La vieja cocinera llevaba cerca de sesenta años cocinando como modo de vida. En el pueblo en que había nacido y criado, y en el cual había pasado toda su monótona existencia, ella era la encargada de darle continuidad al legado de su madre, también cocinera, desaparecida misteriosamente veinte años atrás, y que se había dado a la tarea de darle algo de variedad a la también monótona tradición culinaria del lugar. La mujer había empezado a cocinar con su madre a los doce años, y desde ese entonces, salvo para su matrimonio, sus partos y sus duelos, la mujer no había salido nunca de la cocina a tener algo parecido a una vida. De hecho, sus salidas tenían que ver siempre con lo mismo: ir a comprar los ingredientes para sus platos, ir al bosque a buscar raíces, hierbas u hongos que le dieran un toque particular a su sazón, e ir por uno de los ingredientes centrales de todo lo que cocinaba y comía: el agua del pozo.

El pozo era el único lujo que tenía su familia. El tener ubicado un pozo en su propiedad era casi motivo suficiente para ser considerada de otra clase social, pues casi la totalidad de los habitantes del pueblo debían compartir un par de pozos grandes, que también servían de abrevaderos para los animales, lo que los obligaba a perder una gran cantidad de tiempo transportando agua y esperando su turno para extraerla. Así, la cocinera simplemente salía al patio a buscar agua, y podía de inmediato seguir con sus preparaciones.

El agua de su pozo era especial. Un par de veces había cocinado sopas y verduras con el agua de los pozos del pueblo, sin lograr el mismo sabor característico de su cocina; en cuanto se dio cuenta de la diferencia, guardó con celo su secreto y siguió haciendo maravillas para sus clientes, y traspasando sus conocimientos a su hija, quien ya contaba cuarenta años, sin mencionarle el detalle del agua.

Esa mañana la vieja cocinera decidió hacer una sopa para acompañar el plato fuerte del día, y abrir aún más el apetito de sus comensales, por lo cual salió temprano y sola al pozo a buscar agua. Los años de esfuerzo habían hecho mella en sus fuerzas, por lo cual hacía ya un par de años que algún familiar sacaba el balde lleno de agua por ella; sin embargo esa mañana se sentía con ganas de cocinar, y no creyó necesario despertar a alguno de sus nietos para algo tan simple como era sacar medio balde de agua. La mujer bajó con cuidado el balde con la cuerda, y una vez que el peso le indicó que estaba a la mitad, lo empezó a subir con dificultad. Cuando iba a la mitad del trayecto la cuerda dejó de moverse: al parecer el balde se había atascado en una de las paredes del pozo, por lo que no le quedó otra opción que subirse al borde del pozo para tratar de desenredar la cuerda con el balde. Justo cuando iniciaba el tercer intento, su cuerpo se balanceó hacia adelante, dejándola colgada a veinte metros del agua.
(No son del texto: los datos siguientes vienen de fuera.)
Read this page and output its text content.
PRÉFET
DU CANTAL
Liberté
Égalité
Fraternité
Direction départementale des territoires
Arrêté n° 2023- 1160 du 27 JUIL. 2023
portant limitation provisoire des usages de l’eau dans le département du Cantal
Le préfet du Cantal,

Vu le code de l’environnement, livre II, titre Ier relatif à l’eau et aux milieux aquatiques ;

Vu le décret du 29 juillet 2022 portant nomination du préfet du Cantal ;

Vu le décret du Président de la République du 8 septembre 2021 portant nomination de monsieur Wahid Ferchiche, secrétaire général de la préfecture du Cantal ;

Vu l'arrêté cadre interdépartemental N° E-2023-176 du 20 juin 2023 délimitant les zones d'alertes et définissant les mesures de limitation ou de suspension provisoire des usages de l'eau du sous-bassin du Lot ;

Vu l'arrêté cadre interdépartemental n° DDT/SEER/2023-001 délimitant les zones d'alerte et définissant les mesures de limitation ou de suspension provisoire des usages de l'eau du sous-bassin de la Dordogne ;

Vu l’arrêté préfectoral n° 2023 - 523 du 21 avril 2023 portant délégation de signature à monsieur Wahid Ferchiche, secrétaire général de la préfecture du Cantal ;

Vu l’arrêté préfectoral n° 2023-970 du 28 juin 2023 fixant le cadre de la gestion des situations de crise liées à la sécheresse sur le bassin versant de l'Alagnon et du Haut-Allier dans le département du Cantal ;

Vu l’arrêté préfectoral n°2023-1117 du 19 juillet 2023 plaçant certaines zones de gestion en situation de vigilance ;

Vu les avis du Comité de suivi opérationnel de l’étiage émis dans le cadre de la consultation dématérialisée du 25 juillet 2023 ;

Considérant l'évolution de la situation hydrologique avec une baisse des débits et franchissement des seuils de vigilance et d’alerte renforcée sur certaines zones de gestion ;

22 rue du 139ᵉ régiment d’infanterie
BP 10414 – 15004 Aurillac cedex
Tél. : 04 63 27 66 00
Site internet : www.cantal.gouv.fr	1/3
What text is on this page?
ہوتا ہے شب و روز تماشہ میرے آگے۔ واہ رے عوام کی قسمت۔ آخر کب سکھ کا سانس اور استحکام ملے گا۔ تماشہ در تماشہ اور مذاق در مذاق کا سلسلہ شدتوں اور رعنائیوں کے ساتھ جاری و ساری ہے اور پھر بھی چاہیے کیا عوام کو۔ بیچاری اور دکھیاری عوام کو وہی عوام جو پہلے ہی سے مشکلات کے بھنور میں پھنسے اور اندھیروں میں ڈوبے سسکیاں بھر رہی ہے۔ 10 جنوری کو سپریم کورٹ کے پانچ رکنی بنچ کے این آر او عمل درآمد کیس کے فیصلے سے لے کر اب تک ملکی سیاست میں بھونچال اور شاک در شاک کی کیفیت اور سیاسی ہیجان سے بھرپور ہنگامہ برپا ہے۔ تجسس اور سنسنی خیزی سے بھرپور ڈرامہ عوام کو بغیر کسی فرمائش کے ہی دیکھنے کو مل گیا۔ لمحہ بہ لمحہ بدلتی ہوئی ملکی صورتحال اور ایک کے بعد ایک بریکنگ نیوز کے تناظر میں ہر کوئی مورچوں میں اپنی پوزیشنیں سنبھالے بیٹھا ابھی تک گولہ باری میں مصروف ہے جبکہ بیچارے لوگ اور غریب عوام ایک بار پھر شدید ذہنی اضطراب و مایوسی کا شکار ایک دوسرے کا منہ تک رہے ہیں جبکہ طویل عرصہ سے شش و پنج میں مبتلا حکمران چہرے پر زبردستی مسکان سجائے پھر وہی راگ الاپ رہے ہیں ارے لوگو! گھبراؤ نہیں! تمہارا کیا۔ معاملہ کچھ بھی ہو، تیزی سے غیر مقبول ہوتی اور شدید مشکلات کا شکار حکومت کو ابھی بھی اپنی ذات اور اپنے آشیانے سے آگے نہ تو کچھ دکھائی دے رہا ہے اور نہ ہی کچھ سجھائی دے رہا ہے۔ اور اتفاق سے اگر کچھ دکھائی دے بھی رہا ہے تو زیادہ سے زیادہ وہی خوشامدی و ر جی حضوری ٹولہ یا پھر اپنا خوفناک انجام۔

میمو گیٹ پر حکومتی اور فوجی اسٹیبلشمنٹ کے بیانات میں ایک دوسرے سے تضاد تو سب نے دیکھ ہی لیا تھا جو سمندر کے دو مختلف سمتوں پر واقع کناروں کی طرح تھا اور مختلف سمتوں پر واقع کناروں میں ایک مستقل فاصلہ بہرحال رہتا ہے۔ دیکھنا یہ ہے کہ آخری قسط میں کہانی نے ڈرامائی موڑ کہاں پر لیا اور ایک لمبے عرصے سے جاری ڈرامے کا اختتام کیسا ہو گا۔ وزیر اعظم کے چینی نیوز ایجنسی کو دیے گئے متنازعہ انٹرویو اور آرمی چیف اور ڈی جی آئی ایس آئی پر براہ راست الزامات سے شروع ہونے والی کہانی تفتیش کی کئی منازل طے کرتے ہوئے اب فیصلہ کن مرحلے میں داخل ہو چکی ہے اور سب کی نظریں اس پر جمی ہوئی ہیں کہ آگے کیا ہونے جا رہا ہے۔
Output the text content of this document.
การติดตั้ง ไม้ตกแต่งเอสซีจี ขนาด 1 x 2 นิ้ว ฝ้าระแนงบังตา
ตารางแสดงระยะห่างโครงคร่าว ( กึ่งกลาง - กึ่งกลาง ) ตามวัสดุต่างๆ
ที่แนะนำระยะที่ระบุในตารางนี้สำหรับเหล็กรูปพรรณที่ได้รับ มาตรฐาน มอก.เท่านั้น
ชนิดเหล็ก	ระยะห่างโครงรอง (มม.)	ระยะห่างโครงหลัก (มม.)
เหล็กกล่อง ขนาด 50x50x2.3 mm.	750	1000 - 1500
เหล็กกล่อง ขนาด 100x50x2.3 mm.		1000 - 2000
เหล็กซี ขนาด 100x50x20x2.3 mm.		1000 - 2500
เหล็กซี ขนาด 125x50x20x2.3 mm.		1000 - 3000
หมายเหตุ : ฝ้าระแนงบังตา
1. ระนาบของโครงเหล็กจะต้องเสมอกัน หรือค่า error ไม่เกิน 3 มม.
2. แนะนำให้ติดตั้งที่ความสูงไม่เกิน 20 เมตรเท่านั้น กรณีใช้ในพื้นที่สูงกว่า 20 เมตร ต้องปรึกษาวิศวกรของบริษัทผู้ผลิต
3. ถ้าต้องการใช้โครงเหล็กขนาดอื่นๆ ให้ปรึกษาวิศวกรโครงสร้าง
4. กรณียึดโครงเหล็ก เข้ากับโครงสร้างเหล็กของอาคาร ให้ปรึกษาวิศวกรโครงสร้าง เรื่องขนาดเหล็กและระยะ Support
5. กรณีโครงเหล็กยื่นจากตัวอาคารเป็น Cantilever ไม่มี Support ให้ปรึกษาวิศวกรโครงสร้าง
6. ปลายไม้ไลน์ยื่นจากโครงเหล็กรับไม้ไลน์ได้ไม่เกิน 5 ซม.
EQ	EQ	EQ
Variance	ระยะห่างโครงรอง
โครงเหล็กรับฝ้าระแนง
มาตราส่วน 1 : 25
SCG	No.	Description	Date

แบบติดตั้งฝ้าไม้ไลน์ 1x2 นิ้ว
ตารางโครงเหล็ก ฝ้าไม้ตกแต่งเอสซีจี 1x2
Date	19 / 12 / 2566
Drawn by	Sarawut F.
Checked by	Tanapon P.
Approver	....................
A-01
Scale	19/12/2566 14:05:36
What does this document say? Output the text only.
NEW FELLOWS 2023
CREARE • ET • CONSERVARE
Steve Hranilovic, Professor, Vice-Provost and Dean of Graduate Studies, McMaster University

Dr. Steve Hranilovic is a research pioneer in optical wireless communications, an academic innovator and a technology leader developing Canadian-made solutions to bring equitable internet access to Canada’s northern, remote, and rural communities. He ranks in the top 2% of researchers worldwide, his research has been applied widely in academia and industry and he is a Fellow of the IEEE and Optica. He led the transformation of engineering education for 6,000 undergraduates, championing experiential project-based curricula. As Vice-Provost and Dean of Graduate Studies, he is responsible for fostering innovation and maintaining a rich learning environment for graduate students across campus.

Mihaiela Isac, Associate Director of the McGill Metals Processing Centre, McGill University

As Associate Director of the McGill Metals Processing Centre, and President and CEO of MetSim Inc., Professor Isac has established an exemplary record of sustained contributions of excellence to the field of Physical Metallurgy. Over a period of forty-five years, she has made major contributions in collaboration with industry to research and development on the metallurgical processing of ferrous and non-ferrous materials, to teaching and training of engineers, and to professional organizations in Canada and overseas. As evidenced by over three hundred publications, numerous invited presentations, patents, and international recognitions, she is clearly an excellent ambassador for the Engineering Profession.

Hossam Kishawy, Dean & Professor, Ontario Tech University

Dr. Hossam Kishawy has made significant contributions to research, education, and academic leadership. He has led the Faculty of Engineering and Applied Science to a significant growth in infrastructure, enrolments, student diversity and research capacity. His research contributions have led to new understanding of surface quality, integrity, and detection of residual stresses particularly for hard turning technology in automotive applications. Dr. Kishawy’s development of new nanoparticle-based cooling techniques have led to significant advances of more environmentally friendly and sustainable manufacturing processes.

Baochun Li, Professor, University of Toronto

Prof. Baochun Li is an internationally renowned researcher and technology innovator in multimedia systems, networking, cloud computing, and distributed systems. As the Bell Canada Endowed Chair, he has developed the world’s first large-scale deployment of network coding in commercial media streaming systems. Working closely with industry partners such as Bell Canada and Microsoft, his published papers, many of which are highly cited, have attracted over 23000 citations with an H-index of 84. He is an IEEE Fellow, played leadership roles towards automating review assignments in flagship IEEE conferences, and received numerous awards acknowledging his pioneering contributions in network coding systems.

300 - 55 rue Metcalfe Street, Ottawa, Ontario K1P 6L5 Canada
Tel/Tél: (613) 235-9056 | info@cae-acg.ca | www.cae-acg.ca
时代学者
Luego de un minuto colgando de la cuerda, y ya sin fuerzas para seguir gritando, las manos de la mujer no soportaron más, cayendo rápidamente los veinte metros y estrellándose con la pared de agua al fondo del pozo. Un poco antes de perder la conciencia luego que sus pulmones se llenaran de agua, descubrió con espanto que el toque distintivo del agua de su pozo eran los restos de las cocineras que habían muerto ahogadas, generación tras generación: ahora le tocaba a ella ser parte de la fama de su hija.